The Heat Is Online

Severe Drought, Rising Sea Levels Leave Island Nations Without Drinking Water

 

 

Drinking water rushed to 2 island nations in drought 

Thousands of people on Tuvalu and Tokelau getting outside help 

msnbc.com news services, Oct. 7, 2011 

PAGO PAGO, American Samoa -- The U.S., Australia and New Zealand were sending water aid via aircraft and a Coast Guard cutter to two South Pacific island nations facing severe drought. 

A U.S. Coast Guard cutter stationed in Honolulu is helping bring 36,000 gallons of drinking water to Tokelau, made up of three atolls, which had about seven days of fresh drinking water left. 

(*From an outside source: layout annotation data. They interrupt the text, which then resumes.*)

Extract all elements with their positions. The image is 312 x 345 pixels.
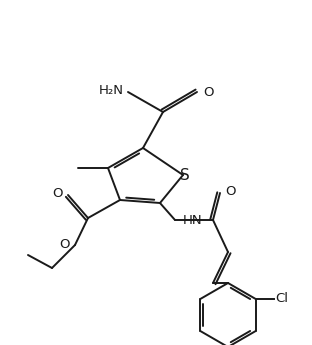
Text: HN: HN (183, 214, 202, 227)
Text: O: O (225, 185, 236, 197)
Text: O: O (60, 238, 70, 252)
Text: O: O (203, 86, 213, 99)
Text: S: S (180, 168, 190, 183)
Text: Cl: Cl (276, 293, 289, 306)
Text: O: O (52, 187, 63, 199)
Text: H₂N: H₂N (99, 83, 124, 97)
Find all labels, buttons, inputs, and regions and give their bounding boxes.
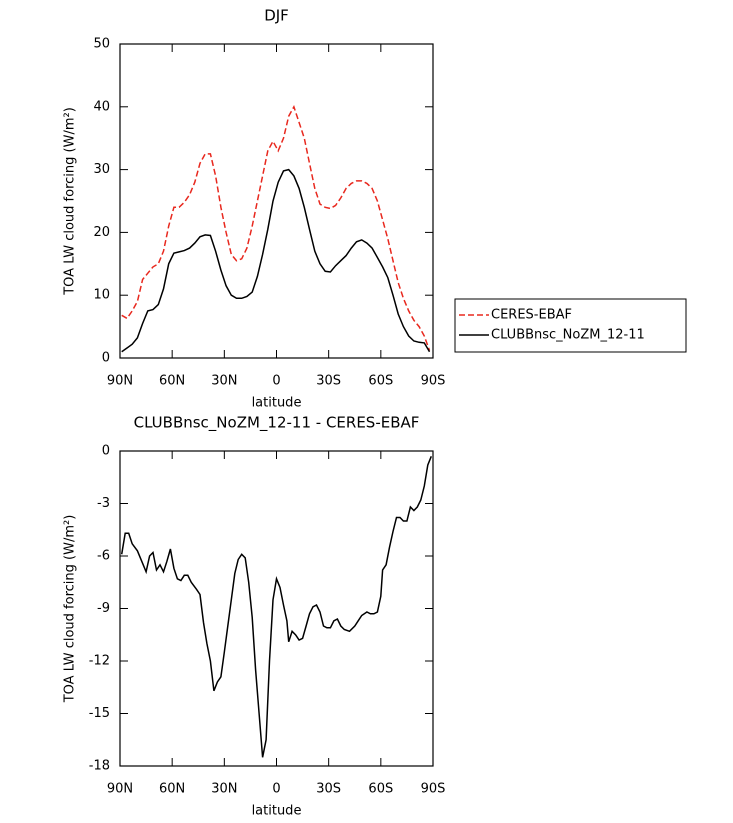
y-tick-label: 10 bbox=[93, 288, 110, 303]
y-tick-label: -12 bbox=[89, 654, 110, 669]
y-tick-label: -18 bbox=[89, 759, 110, 774]
line-series bbox=[121, 104, 431, 351]
plot-frame bbox=[119, 43, 434, 359]
x-tick-label: 0 bbox=[272, 782, 280, 797]
y-tick-label: 20 bbox=[93, 225, 110, 240]
line-series bbox=[121, 168, 431, 353]
legend-box bbox=[454, 298, 687, 353]
x-tick-label: 60N bbox=[159, 782, 185, 797]
x-tick-label: 0 bbox=[272, 374, 280, 389]
y-tick-label: 0 bbox=[102, 351, 110, 366]
x-tick-label: 90S bbox=[421, 782, 446, 797]
y-axis-label: TOA LW cloud forcing (W/m²) bbox=[63, 515, 78, 704]
y-tick-label: 50 bbox=[93, 37, 110, 52]
y-tick-label: 30 bbox=[93, 162, 110, 177]
y-axis-label: TOA LW cloud forcing (W/m²) bbox=[63, 107, 78, 296]
y-tick-label: 40 bbox=[93, 99, 110, 114]
x-axis-label: latitude bbox=[252, 396, 302, 411]
plot-frame bbox=[119, 450, 434, 767]
x-tick-label: 60S bbox=[368, 782, 393, 797]
x-axis-label: latitude bbox=[252, 804, 302, 819]
x-tick-label: 90N bbox=[107, 374, 133, 389]
x-tick-label: 90S bbox=[421, 374, 446, 389]
y-tick-label: -9 bbox=[97, 601, 110, 616]
x-tick-label: 60N bbox=[159, 374, 185, 389]
y-tick-label: -15 bbox=[89, 706, 110, 721]
y-tick-label: 0 bbox=[102, 444, 110, 459]
y-tick-label: -6 bbox=[97, 549, 110, 564]
x-tick-label: 90N bbox=[107, 782, 133, 797]
legend-label: CERES-EBAF bbox=[491, 308, 572, 323]
chart-title: DJF bbox=[264, 7, 289, 25]
x-tick-label: 30S bbox=[316, 782, 341, 797]
x-tick-label: 30N bbox=[211, 374, 237, 389]
x-tick-label: 30N bbox=[211, 782, 237, 797]
legend-label: CLUBBnsc_NoZM_12-11 bbox=[491, 328, 645, 343]
line-series bbox=[120, 456, 432, 758]
x-tick-label: 30S bbox=[316, 374, 341, 389]
x-tick-label: 60S bbox=[368, 374, 393, 389]
chart-title: CLUBBnsc_NoZM_12-11 - CERES-EBAF bbox=[134, 414, 420, 433]
y-tick-label: -3 bbox=[97, 496, 110, 511]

Cutter Walnut was on American Samoa to meet up with a New Zealand Defence Force aircraft bringing large containers and a seven-person team. The containers were being loaded with fresh drinking water, which the cutter would travel 358 miles over 30 hours to deliver the water to Tokelau. 

"This is a very real humanitarian need here," said U.S. Ambassador David Huebner, of the joint effort with New Zealand. "We are talking about approximately 1,500 people who could be out of fresh water within a week, so we really needed to act very quickly."

 Tokelau has no useable airfield, making an air mission impossible, but the Cutter Walnut was in the region on patrol and able to drop off huge plastic containers of water.

 Tokelau residents ran out of fresh water altogether last week and relying on a seven-day supply for bottled water sent from Samoa.

 The island nation of Tuvalu has also declared emergencies, relying on bottled water and seeking more desalination machines. Parts of Samoa are starting to ration water as well.

 Supplies are precariously low after a severe lack of rain in a region where underground reserves have been fouled by saltwater from rising seas that scientists have linked to climate change.

 Tuvalu, the world's fourth-smallest nation sitting just below the Equator, has has a collective land mass of just 10 square miles, with its highest point 15 feet above sea level and is one of the countries most vulnerable to climate change and rising oceans.

 Air force planes from New Zealand and Australia were combining on Friday to move a large desalination plant to Tuvalu.

 "The advice is that more capacity is needed to relieve the acute water shortage and replenish stocks," said New Zealand Foreign Minister Murray McCully in a statement.

 "The large army desalination equipment ... will help ease the critical shortage and should provide a sufficient buffer if the dry period continues as expected."

 Residents in the capital Funafuti have been rationed to two buckets of fresh water a day. The country has a population of fewer than 11,000 on nine low lying atolls.

 Rain, which supplies much of the water for the two nations, has been well below average for the past six months because of a severe La Nina weather pattern.

 That has increased the strength of eastern trade winds across the Pacific, pushing rainfall to the west and away from the islands.

 The Associated Press and Reuters contributed to this report.